24. The decentralized personalized service method according to claim 23, characterized in that: The encrypted training data used by each training node to perform model training includes the encrypted user data stored in the blockchain and / or the locally stored encrypted data.

25. The decentralized personalized service method according to claim 23, characterized in that: The preset training smart contract includes executing model training based on homomorphic encryption technology and using encrypted training data.

26. The decentralized personalized service method according to claim 23 or 25, characterized in that: The preset training smart contract includes adjusting the model training strategy based on the distribution difference between the local model performance indicator distribution of each training node and the subtask model performance indicator distribution of the corresponding secondary aggregation node.

27. The decentralized personalized service method according to claim 23, characterized in that: The encrypted local model parameters of each training node are obtained by adding noise to the local model parameters obtained by performing model training on each training node based on a preset local differential privacy mechanism.

28. The decentralized personalized service method according to claim 27, characterized in that: The privacy budget in the preset local differential privacy mechanism is set based on the iterative training progress, initial privacy budget and data sensitivity of each training node; the privacy budget is inversely proportional to the iterative training progress; the privacy budget is proportional to the initial privacy budget and the data sensitivity.

29. The decentralized personalized service method according to claim 23, characterized in that: Performing weighted aggregation of encrypted local model parameters of each training node based on secure multi-party computing technology; and / or, The encryption subtask model parameters of each sub-aggregation node are weightedly aggregated based on secure multi-party computing technology.

30. The decentralized personalized service method according to claim 23 or 29, characterized in that: The aggregation weight of each training node in the weighted aggregation of the encrypted local model parameters of each training node is obtained based on preset weight allocation factors combined with meta-learning architecture learning; the preset weight allocation factors include data quality, data distribution and model performance of each training node.

31. The decentralized personalized service method according to claim 23, characterized in that: Each training node uploads the encrypted local model parameters compressed based on sparse quantization technology to the corresponding secondary aggregation node; and / or, Each secondary aggregation node uploads the encrypted subtask model parameters compressed based on the sparse quantization technology to the main aggregation node.

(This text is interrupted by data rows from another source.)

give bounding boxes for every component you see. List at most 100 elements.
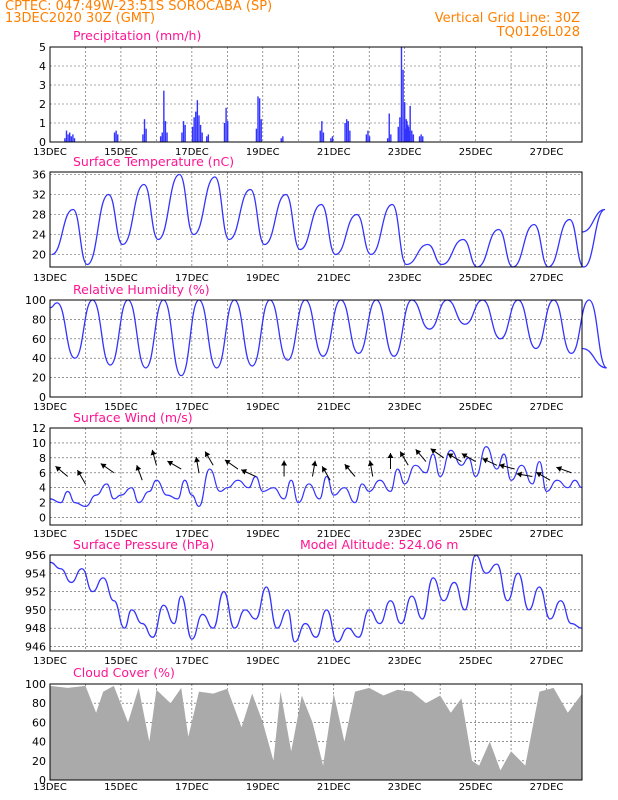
y-tick-label: 0 — [39, 512, 46, 525]
y-tick-label: 60 — [32, 333, 46, 346]
precip-bar — [65, 130, 68, 142]
precip-bar — [402, 69, 404, 142]
model-altitude: Model Altitude: 524.06 m — [300, 537, 458, 552]
y-tick-label: 1 — [39, 117, 46, 130]
precip-bar — [388, 113, 390, 142]
y-tick-label: 20 — [32, 372, 46, 385]
precip-bar — [226, 121, 229, 142]
x-tick-label: 23DEC — [388, 782, 422, 793]
precip-bar — [113, 132, 116, 142]
panel-frame-2 — [49, 299, 583, 398]
x-tick-label: 15DEC — [104, 782, 138, 793]
x-tick-label: 15DEC — [104, 656, 138, 667]
x-tick-label: 15DEC — [104, 529, 138, 540]
precip-bar — [280, 138, 282, 142]
precip-bar — [386, 138, 389, 142]
wind-vector — [499, 463, 515, 470]
precip-bar — [143, 119, 146, 142]
x-tick-label: 13DEC — [33, 273, 67, 284]
panel-1 — [50, 172, 606, 268]
wind-arrow-head — [224, 459, 231, 466]
wind-vector — [387, 453, 394, 470]
panel-frame-3 — [49, 427, 583, 526]
x-tick-label: 25DEC — [459, 529, 493, 540]
wind-arrow-head — [400, 451, 406, 458]
wind-arrow-head — [135, 465, 142, 471]
x-tick-label: 19DEC — [246, 147, 280, 158]
precip-bar — [72, 134, 74, 142]
wind-arrow-head — [322, 466, 328, 473]
x-tick-label: 25DEC — [459, 402, 493, 413]
wind-vector — [194, 456, 201, 473]
panel-title: Precipitation (mm/h) — [73, 28, 201, 43]
y-tick-label: 40 — [32, 736, 46, 749]
panel-frame-4 — [49, 554, 583, 652]
wind-vector — [240, 469, 256, 477]
precip-bar — [201, 132, 203, 142]
y-tick-label: 8 — [39, 452, 46, 465]
wind-arrow-head — [167, 460, 174, 467]
y-tick-label: 12 — [32, 422, 46, 435]
panel-5 — [50, 683, 582, 781]
precip-bar — [412, 134, 415, 142]
x-tick-label: 27DEC — [530, 656, 564, 667]
precip-bar — [142, 134, 144, 142]
precip-bar — [181, 132, 183, 142]
y-tick-label: 80 — [32, 313, 46, 326]
x-tick-label: 19DEC — [246, 656, 280, 667]
y-tick-label: 956 — [25, 549, 46, 562]
panel-frame-0 — [49, 46, 583, 143]
precip-bar — [206, 136, 208, 142]
wind-vector — [167, 460, 182, 470]
x-tick-label: 13DEC — [33, 529, 67, 540]
precip-bar — [163, 90, 165, 142]
precip-bar — [422, 136, 424, 142]
x-tick-label: 15DEC — [104, 147, 138, 158]
x-tick-label: 21DEC — [317, 273, 351, 284]
wind-vector — [150, 449, 157, 466]
x-tick-label: 23DEC — [388, 147, 422, 158]
wind-arrow-head — [447, 453, 454, 459]
y-tick-label: 80 — [32, 697, 46, 710]
x-tick-label: 19DEC — [246, 529, 280, 540]
y-tick-label: 20 — [32, 755, 46, 768]
wind-arrow-head — [430, 448, 437, 454]
x-tick-label: 27DEC — [530, 782, 564, 793]
x-tick-label: 15DEC — [104, 273, 138, 284]
y-tick-label: 24 — [32, 229, 46, 242]
wind-arrow-head — [150, 449, 157, 456]
x-tick-label: 17DEC — [175, 782, 209, 793]
x-tick-label: 21DEC — [317, 402, 351, 413]
pressure-line — [49, 554, 583, 643]
wind-vector — [281, 460, 288, 477]
precip-bar — [406, 121, 408, 142]
wind-arrow-head — [281, 460, 288, 466]
y-tick-label: 4 — [39, 482, 46, 495]
wind-arrow-head — [499, 463, 505, 470]
wind-vector — [204, 451, 214, 466]
precip-bar — [198, 115, 200, 142]
wind-vector — [482, 457, 498, 466]
panel-frame-1 — [49, 171, 583, 268]
panel-title: Surface Wind (m/s) — [73, 410, 193, 425]
x-tick-label: 23DEC — [388, 402, 422, 413]
precip-bar — [184, 124, 186, 142]
y-tick-label: 0 — [39, 136, 46, 149]
run-date: 13DEC2020 30Z (GMT) — [5, 11, 156, 26]
precip-bar — [403, 102, 406, 142]
wind-vector — [77, 469, 86, 485]
wind-vector — [321, 466, 331, 481]
precip-bar — [193, 117, 195, 142]
precip-bar — [196, 100, 199, 142]
y-tick-label: 100 — [25, 294, 46, 307]
wind-vector — [430, 448, 444, 459]
x-tick-label: 23DEC — [388, 273, 422, 284]
precip-bar — [330, 138, 332, 142]
wind-arrow-head — [241, 469, 248, 475]
panel-title: Surface Temperature (nC) — [73, 154, 234, 169]
precip-bar — [367, 130, 369, 142]
wind-vector — [415, 448, 427, 462]
precip-bar — [64, 138, 66, 142]
humidity-line — [49, 299, 608, 377]
panel-4 — [49, 554, 583, 651]
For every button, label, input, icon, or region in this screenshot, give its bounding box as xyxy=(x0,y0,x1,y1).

32. The decentralized personalized service method according to claim 23 or 31, characterized in that: Each training node uploads the encrypted local model parameters to the corresponding sub-aggregation node based on a preset asynchronous communication mechanism, and the sub-aggregation node continuously updates the encrypted sub-task model parameters based on a preset sub-task model parameter update smart contract; and / or, Each secondary aggregation node will upload the encrypted subtask model parameters to the main aggregation node based on a preset asynchronous communication mechanism, and the main aggregation node will continuously update the global model parameters based on the global model parameter update smart contract.

33. The decentralized personalized service method according to claim 17, characterized in that: The step of executing the service task based on the task AI model corresponding to the task requirement in response to the execution of the service task execution smart contract includes: Generate a corresponding service task based on the service demand information in the service task execution smart contract; Acquire corresponding service-related data based on the service task; the service-related data includes service-related user data and a corresponding task AI model; Based on the service-related data and the preset service execution smart contract, the service task is executed to obtain the service task execution result.